Two years ago, Wendy Hodgson, Senior Research Botanist and Herbarium Curator, and Andrew Salywon, Associate Research Botanist and Herbarium Curator, were on a collections trip in the Sierra Ancha Mountains foothills, when they came across an agave they did not recognize. It was determined to be a pre-Columbian domesticate, a plant whose characters were selected for, grown out, and farmed many centuries ago by pre-Columbian farmers. After much research, it appeared to be a new species of agave that had never been documented before.
In her career, Hodgson has collected and named eight new species. In 2015, a fleabane daisy she collected was named Erigeron hodgsoniae, in her honor. She was more than willing to give the naming opportunity of this new plant to volunteers.
“I am a believer that if you have the opportunity to teach people, you should take it. It’s fun to see volunteers in the scientific process and it is an honor for us to let them name this plant. Volunteers contribute so much to what we do, they deserve this opportunity,” says Hodgson.
At a volunteer recognition event in April, the “Name Game” was presented to volunteers.

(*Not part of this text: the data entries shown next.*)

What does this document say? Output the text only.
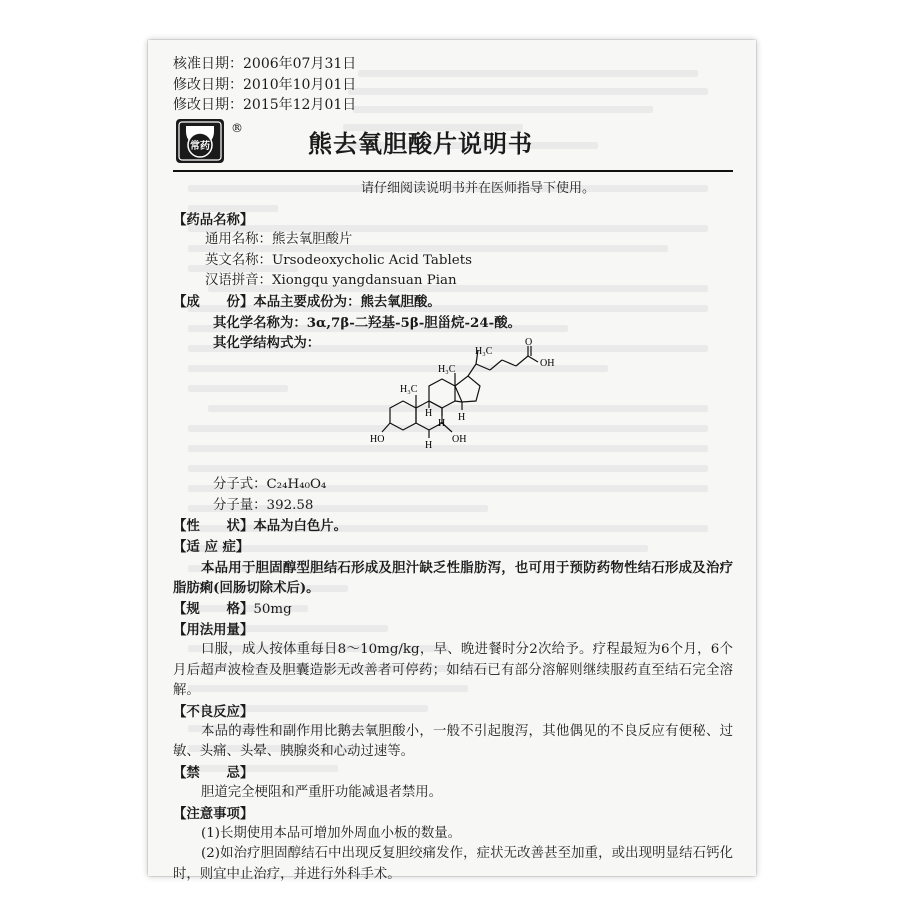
核准日期：2006年07月31日
修改日期：2010年10月01日
修改日期：2015年12月01日
常药
®
熊去氧胆酸片说明书
请仔细阅读说明书并在医师指导下使用。
【药品名称】
通用名称：熊去氧胆酸片
英文名称：Ursodeoxycholic Acid Tablets
汉语拼音：Xiongqu yangdansuan Pian
【成　　份】本品主要成份为：熊去氧胆酸。
其化学名称为：3α,7β-二羟基-5β-胆甾烷-24-酸。
其化学结构式为：	H₃C
H₃C
H₃C
O
OH
HO	OH
H
H
H	H
分子式：C₂₄H₄₀O₄
分子量：392.58
【性　　状】本品为白色片。
【适 应 症】
本品用于胆固醇型胆结石形成及胆汁缺乏性脂肪泻，也可用于预防药物性结石形成及治疗脂肪痢(回肠切除术后)。
【规　　格】50mg
【用法用量】
口服，成人按体重每日8～10mg/kg，早、晚进餐时分2次给予。疗程最短为6个月，6个月后超声波检查及胆囊造影无改善者可停药；如结石已有部分溶解则继续服药直至结石完全溶解。
【不良反应】
本品的毒性和副作用比鹅去氧胆酸小，一般不引起腹泻，其他偶见的不良反应有便秘、过敏、头痛、头晕、胰腺炎和心动过速等。
【禁　　忌】
胆道完全梗阻和严重肝功能减退者禁用。
【注意事项】
(1)长期使用本品可增加外周血小板的数量。
(2)如治疗胆固醇结石中出现反复胆绞痛发作，症状无改善甚至加重，或出现明显结石钙化时，则宜中止治疗，并进行外科手术。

With a description of the plant and guidelines in place, volunteers were asked to submit potential plant names over the following months. All 61 submitted names were given to Hodgson and Salywon to review.
“I wanted to pick the name that really signifies the plant. When you name a plant you want the name to be descriptive so it paints a picture. Plants are commonly named after certain characteristics, the area where it was found and people,” explains Hodgson.
After much thought and deliberation, Hodgson and Salywon declared a three-way tie. They chose Agave saladoense, submitted by Clif Sawyer, Helen Bootsma and John Soper as the name for the new species of agave. This name was selected because the Salado people lived in this area and more than likely farmed this agave.